Vembu's warning comes in response to a noticeable slowdown in growth experienced by Zoho in the month of September, affecting various countries and a spectrum of products offered by the company.
Last month. Chennai-based Zoho surpassed 100 million million users across over 55 business applications. The landmark comes less than a year since the company announced, in November, that achieved $1 billion in revenue.
The last few years have seen Zoho Corp register prolific growth on the sales and user-count front. For context, it surpassed the 1 million user-count mark in 2008. Its last 50 million users were on-boarded in only the last five years.
The company has also made rapid strides in the enterprise, or the "upmarket" segment, in India, with a 3-year CAGR of 65 percent.
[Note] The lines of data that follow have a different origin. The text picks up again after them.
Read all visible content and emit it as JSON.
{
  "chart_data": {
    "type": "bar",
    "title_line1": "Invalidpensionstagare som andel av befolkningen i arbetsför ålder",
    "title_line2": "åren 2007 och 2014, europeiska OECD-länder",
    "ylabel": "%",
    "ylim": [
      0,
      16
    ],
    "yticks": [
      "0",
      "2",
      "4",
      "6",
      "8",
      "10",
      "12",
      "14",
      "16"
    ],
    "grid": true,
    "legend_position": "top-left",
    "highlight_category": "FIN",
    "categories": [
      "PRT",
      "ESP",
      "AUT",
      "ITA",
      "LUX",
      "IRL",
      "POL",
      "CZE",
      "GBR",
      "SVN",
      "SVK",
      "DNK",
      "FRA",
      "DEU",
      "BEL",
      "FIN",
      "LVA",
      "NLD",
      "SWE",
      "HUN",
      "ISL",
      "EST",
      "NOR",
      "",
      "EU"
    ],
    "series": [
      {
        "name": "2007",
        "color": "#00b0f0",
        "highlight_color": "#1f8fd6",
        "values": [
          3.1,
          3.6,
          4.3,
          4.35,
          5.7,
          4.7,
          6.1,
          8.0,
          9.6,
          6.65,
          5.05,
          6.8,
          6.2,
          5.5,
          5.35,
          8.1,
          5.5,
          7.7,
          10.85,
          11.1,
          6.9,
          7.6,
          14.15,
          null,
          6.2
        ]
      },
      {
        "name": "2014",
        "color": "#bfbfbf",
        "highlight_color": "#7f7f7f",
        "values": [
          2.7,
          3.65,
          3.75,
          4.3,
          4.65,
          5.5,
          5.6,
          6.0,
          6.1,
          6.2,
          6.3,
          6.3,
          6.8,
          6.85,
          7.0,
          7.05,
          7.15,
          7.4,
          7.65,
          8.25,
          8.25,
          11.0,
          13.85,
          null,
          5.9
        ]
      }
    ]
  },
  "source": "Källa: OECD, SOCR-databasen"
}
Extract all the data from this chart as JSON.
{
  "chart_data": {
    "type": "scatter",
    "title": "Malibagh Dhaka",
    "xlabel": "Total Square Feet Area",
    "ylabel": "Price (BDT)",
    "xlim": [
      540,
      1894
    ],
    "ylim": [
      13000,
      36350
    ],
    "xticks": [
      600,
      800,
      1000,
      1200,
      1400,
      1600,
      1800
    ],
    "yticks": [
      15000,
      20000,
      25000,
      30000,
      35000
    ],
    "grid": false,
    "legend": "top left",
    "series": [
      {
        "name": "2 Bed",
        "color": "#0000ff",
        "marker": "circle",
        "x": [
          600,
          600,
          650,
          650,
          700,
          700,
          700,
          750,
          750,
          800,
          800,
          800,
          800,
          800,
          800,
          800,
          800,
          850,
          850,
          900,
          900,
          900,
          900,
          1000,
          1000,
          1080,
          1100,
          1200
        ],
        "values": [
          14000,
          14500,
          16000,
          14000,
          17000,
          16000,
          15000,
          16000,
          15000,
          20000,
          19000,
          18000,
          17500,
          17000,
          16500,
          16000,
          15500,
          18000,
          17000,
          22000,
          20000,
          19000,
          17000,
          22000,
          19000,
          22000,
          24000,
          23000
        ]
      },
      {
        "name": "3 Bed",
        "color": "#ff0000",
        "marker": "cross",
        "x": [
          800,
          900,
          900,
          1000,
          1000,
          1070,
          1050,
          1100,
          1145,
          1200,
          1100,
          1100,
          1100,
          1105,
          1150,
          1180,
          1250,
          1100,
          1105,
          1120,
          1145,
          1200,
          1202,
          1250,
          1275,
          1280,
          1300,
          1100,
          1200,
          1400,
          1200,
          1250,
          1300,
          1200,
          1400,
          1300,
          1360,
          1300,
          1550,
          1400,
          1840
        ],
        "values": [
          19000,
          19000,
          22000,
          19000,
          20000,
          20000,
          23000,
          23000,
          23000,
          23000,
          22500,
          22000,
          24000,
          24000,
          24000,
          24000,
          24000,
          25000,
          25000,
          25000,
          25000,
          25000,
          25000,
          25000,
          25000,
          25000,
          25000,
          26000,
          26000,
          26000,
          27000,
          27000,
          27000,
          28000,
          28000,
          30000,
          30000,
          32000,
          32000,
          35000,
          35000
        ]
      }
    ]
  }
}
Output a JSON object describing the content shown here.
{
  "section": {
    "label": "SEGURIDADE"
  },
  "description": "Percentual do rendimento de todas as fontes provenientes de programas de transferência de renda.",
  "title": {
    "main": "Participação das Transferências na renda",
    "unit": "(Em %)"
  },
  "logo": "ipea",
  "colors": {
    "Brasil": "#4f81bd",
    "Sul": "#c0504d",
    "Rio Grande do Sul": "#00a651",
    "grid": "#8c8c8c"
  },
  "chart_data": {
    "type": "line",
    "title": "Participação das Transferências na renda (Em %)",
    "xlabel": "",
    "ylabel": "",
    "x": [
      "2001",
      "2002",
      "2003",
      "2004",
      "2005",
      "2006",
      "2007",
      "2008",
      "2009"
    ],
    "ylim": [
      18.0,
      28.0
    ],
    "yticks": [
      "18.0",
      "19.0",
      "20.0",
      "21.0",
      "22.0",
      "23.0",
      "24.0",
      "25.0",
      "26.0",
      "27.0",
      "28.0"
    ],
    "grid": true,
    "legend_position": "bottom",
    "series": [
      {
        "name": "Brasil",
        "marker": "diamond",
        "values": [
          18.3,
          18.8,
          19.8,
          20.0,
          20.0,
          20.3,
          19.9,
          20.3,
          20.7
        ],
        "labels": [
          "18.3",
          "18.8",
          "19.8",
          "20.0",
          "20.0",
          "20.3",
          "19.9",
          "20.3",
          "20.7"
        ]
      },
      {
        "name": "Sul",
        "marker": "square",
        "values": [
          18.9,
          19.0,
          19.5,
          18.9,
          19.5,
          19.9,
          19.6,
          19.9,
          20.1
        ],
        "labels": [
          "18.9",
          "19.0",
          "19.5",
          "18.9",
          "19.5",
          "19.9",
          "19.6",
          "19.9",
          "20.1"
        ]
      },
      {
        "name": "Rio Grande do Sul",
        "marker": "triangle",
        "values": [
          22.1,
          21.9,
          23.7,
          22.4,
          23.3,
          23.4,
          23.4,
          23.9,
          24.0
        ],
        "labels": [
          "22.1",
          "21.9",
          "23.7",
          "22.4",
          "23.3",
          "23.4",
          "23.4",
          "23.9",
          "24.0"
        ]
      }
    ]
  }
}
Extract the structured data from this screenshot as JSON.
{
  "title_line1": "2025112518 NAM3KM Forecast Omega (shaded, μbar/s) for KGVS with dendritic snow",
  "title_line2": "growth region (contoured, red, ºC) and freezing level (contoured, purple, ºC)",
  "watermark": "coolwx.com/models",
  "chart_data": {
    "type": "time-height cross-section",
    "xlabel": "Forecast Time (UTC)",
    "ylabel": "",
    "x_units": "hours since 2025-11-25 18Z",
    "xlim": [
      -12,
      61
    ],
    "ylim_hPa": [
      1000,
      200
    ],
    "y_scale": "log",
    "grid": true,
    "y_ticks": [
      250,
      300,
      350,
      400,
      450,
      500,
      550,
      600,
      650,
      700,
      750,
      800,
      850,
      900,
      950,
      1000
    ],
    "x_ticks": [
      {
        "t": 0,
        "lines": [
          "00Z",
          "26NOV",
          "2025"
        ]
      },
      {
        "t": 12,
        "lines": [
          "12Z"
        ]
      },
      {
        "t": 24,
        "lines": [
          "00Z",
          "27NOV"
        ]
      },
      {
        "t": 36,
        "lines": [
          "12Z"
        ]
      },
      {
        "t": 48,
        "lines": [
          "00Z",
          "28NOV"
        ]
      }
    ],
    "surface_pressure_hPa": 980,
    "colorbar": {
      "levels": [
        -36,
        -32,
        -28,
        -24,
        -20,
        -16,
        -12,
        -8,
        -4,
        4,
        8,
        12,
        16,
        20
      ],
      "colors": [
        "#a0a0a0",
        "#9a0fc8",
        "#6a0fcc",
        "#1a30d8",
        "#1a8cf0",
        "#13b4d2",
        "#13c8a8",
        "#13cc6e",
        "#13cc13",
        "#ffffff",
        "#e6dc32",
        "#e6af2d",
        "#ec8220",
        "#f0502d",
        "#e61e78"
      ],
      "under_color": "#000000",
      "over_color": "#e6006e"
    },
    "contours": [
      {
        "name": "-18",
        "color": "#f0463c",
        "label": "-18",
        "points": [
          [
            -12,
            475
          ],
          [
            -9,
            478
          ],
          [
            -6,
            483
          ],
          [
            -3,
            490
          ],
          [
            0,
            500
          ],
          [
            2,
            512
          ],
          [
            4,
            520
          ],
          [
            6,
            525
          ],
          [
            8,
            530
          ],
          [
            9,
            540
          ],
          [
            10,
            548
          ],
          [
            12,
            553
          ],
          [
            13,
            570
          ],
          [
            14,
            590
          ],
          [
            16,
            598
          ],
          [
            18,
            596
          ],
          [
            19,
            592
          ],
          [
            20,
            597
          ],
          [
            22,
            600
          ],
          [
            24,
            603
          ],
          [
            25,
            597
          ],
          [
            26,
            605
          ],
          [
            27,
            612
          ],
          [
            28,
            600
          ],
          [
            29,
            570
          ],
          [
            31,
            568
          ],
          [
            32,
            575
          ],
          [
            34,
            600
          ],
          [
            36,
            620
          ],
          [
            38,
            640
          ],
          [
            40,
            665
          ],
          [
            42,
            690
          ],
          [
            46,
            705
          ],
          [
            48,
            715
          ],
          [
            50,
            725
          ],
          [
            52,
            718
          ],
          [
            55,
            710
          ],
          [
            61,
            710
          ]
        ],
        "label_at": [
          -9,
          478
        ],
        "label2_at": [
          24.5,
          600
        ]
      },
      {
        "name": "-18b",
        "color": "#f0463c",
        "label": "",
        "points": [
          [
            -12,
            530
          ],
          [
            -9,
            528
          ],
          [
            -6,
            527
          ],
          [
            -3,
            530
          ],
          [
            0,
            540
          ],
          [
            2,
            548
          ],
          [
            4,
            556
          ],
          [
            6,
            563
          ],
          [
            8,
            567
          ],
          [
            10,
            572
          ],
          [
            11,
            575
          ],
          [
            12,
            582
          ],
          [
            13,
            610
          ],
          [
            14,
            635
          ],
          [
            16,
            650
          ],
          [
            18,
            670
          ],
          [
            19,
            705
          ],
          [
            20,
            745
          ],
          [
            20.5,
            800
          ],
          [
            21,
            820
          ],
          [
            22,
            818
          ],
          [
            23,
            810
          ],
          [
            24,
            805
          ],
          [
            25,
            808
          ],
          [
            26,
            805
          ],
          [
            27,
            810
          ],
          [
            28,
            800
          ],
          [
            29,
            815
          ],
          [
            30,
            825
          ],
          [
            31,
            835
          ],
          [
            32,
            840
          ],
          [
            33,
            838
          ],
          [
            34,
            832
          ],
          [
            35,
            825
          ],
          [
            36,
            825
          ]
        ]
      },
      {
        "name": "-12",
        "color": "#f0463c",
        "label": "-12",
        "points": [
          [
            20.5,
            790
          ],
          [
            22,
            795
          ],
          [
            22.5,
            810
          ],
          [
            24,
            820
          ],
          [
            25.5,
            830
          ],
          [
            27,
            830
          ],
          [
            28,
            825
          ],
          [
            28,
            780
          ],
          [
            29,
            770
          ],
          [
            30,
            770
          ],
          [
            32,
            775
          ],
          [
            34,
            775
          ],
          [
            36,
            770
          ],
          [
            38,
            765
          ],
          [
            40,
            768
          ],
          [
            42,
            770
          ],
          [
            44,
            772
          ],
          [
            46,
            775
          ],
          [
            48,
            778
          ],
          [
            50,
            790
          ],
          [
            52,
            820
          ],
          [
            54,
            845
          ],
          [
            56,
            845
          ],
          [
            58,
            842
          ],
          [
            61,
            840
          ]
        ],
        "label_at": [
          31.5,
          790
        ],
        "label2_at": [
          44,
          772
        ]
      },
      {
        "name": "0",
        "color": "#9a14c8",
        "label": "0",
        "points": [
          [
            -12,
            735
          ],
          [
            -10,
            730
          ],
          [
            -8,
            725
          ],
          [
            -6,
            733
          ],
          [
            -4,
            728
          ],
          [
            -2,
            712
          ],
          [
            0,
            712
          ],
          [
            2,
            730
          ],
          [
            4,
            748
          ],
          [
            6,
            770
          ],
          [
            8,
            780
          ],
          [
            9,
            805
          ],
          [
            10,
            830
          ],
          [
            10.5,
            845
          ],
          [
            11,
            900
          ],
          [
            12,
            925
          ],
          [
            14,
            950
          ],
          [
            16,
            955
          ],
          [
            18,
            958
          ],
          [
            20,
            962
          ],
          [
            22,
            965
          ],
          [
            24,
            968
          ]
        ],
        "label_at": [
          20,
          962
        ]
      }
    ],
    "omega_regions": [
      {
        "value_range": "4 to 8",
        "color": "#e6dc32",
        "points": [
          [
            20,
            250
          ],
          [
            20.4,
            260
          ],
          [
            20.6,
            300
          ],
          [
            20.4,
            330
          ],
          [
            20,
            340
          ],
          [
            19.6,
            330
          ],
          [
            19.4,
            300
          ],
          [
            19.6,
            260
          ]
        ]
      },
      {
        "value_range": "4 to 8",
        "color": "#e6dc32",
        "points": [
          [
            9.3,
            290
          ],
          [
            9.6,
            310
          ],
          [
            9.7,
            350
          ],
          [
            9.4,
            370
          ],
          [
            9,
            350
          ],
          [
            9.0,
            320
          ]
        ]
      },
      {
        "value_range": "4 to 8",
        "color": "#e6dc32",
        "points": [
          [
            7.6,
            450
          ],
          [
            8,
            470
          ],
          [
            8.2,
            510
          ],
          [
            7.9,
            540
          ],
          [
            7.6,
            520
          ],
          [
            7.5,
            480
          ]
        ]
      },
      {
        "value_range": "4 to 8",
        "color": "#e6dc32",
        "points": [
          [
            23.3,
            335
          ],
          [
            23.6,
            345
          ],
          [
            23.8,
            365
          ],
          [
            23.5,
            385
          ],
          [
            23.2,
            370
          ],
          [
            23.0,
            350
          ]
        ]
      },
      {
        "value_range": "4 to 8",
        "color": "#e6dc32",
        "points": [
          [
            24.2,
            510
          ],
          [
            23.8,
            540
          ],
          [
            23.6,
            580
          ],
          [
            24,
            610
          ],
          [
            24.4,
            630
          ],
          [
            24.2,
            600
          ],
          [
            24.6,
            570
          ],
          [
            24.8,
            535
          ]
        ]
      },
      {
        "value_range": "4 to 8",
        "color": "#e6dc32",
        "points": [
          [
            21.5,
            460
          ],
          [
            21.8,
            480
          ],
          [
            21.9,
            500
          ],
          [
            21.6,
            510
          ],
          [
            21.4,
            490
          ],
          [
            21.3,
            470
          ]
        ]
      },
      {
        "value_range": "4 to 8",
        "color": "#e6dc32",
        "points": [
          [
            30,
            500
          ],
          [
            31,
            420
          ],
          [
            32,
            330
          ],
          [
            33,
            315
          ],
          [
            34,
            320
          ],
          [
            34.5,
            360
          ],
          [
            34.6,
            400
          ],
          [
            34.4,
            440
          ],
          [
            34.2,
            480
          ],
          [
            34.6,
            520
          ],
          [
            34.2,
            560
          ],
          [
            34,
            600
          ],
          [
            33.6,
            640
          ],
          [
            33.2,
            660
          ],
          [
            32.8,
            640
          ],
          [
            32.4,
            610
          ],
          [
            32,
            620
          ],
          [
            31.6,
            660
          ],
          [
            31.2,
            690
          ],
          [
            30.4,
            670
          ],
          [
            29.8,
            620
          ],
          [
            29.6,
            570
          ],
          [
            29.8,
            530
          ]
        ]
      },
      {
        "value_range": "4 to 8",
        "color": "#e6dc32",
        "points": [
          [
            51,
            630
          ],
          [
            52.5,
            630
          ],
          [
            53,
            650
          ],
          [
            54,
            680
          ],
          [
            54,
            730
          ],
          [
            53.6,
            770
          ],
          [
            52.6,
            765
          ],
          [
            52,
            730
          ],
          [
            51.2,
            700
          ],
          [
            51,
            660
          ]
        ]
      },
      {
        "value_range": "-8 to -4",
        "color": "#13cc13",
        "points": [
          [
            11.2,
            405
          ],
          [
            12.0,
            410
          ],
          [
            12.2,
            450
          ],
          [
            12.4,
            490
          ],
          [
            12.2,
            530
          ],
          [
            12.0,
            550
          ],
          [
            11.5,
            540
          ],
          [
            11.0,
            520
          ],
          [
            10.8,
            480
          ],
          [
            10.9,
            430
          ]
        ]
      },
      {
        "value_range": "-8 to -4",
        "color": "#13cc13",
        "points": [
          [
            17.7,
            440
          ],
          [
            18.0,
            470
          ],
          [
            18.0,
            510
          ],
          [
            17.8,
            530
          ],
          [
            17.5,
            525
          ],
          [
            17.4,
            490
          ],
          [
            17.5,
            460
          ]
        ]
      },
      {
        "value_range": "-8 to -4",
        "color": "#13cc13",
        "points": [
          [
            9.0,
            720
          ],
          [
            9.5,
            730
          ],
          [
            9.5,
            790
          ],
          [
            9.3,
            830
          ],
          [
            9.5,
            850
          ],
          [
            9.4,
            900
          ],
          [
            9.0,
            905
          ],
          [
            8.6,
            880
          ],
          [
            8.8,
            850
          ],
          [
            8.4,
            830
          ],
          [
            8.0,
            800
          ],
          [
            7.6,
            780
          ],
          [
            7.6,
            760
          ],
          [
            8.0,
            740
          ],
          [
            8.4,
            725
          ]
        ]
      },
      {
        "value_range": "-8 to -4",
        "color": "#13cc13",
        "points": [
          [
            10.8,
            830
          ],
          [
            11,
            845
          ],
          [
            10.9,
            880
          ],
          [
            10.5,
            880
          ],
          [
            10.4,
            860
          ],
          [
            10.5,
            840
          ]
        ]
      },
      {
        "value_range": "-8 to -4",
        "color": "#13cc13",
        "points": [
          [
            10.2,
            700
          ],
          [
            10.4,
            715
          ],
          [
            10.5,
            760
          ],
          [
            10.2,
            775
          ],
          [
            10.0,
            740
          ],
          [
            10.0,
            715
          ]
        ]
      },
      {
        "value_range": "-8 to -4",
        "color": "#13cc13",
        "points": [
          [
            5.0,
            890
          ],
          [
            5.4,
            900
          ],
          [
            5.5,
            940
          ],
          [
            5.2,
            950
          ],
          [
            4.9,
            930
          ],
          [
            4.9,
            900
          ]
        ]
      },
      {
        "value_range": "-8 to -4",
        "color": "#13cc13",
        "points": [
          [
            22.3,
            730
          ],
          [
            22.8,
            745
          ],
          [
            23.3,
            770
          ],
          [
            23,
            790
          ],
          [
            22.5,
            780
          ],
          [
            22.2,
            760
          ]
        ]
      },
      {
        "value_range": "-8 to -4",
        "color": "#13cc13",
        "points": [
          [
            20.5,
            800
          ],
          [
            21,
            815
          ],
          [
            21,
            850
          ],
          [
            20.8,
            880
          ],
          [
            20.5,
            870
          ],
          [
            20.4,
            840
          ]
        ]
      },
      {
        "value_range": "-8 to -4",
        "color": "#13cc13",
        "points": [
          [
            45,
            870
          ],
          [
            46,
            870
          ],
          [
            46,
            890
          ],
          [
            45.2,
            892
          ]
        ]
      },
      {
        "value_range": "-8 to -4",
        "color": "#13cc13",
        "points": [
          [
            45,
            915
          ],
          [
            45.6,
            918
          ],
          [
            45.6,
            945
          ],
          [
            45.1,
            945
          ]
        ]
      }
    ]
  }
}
Zoho supports over 7 lakh businesses across more than 150 countries, with India continuing to be one of the fastest-growing among the lot.
In March this year, a new report from the World Bank warned that the global economy’s “speed limit” — the maximum rate of long-term growth without causing inflation — is set to decline to its lowest point in three decades by 2030.
The report, titled ‘Falling Long-Term Growth Prospects: Trends, Expectations, and Policies,’ provides an extensive evaluation of potential output growth rates in the aftermath of two significant global events — the COVID-19 pandemic and the Russian invasion of Ukraine.
It presents a troubling observation — nearly all of the economic forces that have driven progress and prosperity in the past three decades are diminishing.